Can NOT replicate SQuAD 2.0 results

Question

Can NOT replicate SQuAD 2.0 results

nlpgiant opened this issue 6 years ago · comments

The readme says that the F1 on Squad 2.0 is 72.x using this package; but all I got was 66.x.

Seems from the other open issue, that others have faced a similar problem. Can you update the latest code @namisan @kevinduh @ryu577 ?

Chaitanya · Answer 1 · Thu Oct 25 2018 10:43:37 GMT+0800 (China Standard Time)

@kevinduh,@namisan, @ryu577 : I appreciate your work. I am facing same issue as @nlpgiant. I could not replicate the results in Readme.md in any way. Could you share the hyperparameters and some more information on the training settings

nlpgiant · Answer 2 · Thu Oct 25 2018 21:43:36 GMT+0800 (China Standard Time)

Is anyone listening to us?

Frankie Liuzzi · Answer 3 · Fri Oct 26 2018 03:51:02 GMT+0800 (China Standard Time)

Same. I'm seeing 66.x F1 on dev

Srinivas Ravishankar · Answer 4 · Sun Oct 28 2018 03:44:51 GMT+0800 (China Standard Time)

Also seeing the same results. Tried changing all hidden sizes to 256, and ran for 30 epochs. Max F1 was 67.004

Leo Laugier · Answer 5 · Sun Oct 28 2018 14:27:24 GMT+0800 (China Standard Time)

Hi all,

@kevinduh,@namisan, @ryu577 Thank you for the code!

If it helps, I got EM=67.6 ; F1 =70.6 at epoch 15 for a dropout_p = 0.1 (I got no better scores for 50 epochs).

Xiaodong · Answer 6 · Mon Oct 29 2018 04:28:59 GMT+0800 (China Standard Time)

Sorry for late reply.
I'm pretty busy, and I'm current working on the code refactor and ELMo version (It attains a great improvement and I hope to release it soon).
I am also considering to share the worksheet on codalab, which requires the permission of my boss.
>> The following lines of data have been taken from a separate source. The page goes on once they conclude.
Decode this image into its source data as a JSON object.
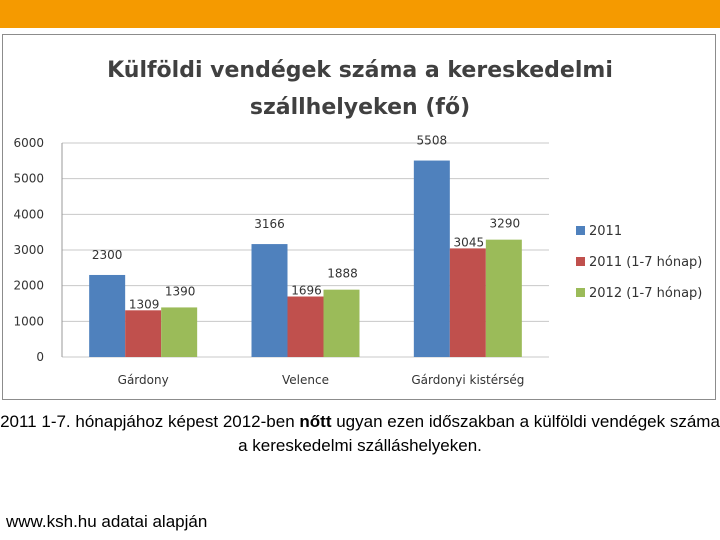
{
  "chart_data": {
    "type": "bar",
    "title_line1": "Külföldi vendégek száma a kereskedelmi",
    "title_line2": "szállhelyeken (fő)",
    "categories": [
      "Gárdony",
      "Velence",
      "Gárdonyi kistérség"
    ],
    "series": [
      {
        "name": "2011",
        "values": [
          2300,
          3166,
          5508
        ],
        "color": "#4f81bd"
      },
      {
        "name": "2011 (1-7 hónap)",
        "values": [
          1309,
          1696,
          3045
        ],
        "color": "#c0504d"
      },
      {
        "name": "2012 (1-7 hónap)",
        "values": [
          1390,
          1888,
          3290
        ],
        "color": "#9bbb59"
      }
    ],
    "yticks": [
      0,
      1000,
      2000,
      3000,
      4000,
      5000,
      6000
    ],
    "ylim": [
      0,
      6000
    ],
    "grid": true,
    "legend": "right"
  },
  "caption": {
    "before": "2011 1-7. hónapjához képest 2012-ben ",
    "bold": "nőtt",
    "after": "  ugyan ezen időszakban a külföldi vendégek száma a kereskedelmi szálláshelyeken."
  },
  "source": "www.ksh.hu adatai alapján",
  "colors": {
    "top_bar": "#f59a00",
    "grid": "#c8c8c8"
  }
}
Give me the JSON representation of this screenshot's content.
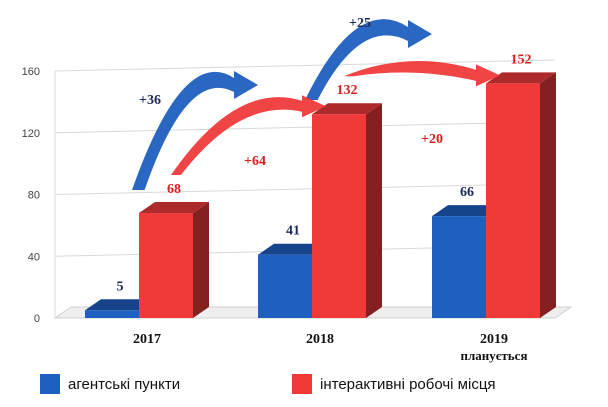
{
  "chart_data": {
    "type": "bar",
    "title": "",
    "xlabel": "",
    "ylabel": "",
    "ylim": [
      0,
      160
    ],
    "yticks": [
      0,
      40,
      80,
      120,
      160
    ],
    "grid": true,
    "legend_position": "bottom",
    "categories": [
      "2017",
      "2018",
      "2019"
    ],
    "category_sublabels": [
      "",
      "",
      "планується"
    ],
    "series": [
      {
        "name": "агентські пункти",
        "values": [
          5,
          41,
          66
        ],
        "color": "#1f5fbf",
        "label_color": "#1a2a5a"
      },
      {
        "name": "інтерактивні робочі місця",
        "values": [
          68,
          132,
          152
        ],
        "color": "#f03a3a",
        "label_color": "#d81e1e"
      }
    ],
    "annotations": [
      {
        "text": "+36",
        "series": 0,
        "from_category": 0,
        "to_category": 1,
        "color": "#1f5fbf"
      },
      {
        "text": "+25",
        "series": 0,
        "from_category": 1,
        "to_category": 2,
        "color": "#1f5fbf"
      },
      {
        "text": "+64",
        "series": 1,
        "from_category": 0,
        "to_category": 1,
        "color": "#f03a3a"
      },
      {
        "text": "+20",
        "series": 1,
        "from_category": 1,
        "to_category": 2,
        "color": "#f03a3a"
      }
    ]
  }
}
As I mentioned in the other open issues, a lower dropout_p (0.1), a larger hidden size (256/300) and a larger number of reasoning step (10) lead a much better result.

Zhaoyue Cheng · Answer 7 · Mon Oct 29 2018 23:12:38 GMT+0800 (China Standard Time)

Hi, @namisan Thanks a lot for your reply! I tried to factor in ELMo as well, but it seems only helps about 1 point on SQuAD 1, I'm wondering if you include ELMo only in the first layer together with word embedding or you put ELMo in later layers too together with CoVE? Thanks a lot!

nlpgiant · Answer 8 · Mon Oct 29 2018 23:50:08 GMT+0800 (China Standard Time)

Forget ELMo, I'd like to know how to get 72.x from this toolkit as is mentioned in the README.
@namisan which hidden size: decoder_att_hidden_size to 256 and what is the reasoning step: decoder_num_turns to 10 ? Please elaborate.

Xiaodong · Answer 9 · Tue Oct 30 2018 00:22:08 GMT+0800 (China Standard Time)

@ZhaoyueCheng The current result with ELMo is around 87.x in terms of F1 (+2.x). You can refer our recent paper for the details. https://arxiv.org/pdf/1809.06963.pdf

@nlpgiant All the hidden size. Yes it is decoder_num_turn.

Zhaoyue Cheng · Answer 10 · Tue Oct 30 2018 05:30:45 GMT+0800 (China Standard Time)

@namisan Thanks a lot for the reply!

Xiaodong · Answer 11 · Sat Nov 10 2018 03:05:04 GMT+0800 (China Standard Time)

I released the worksheets of official submissions. I close this.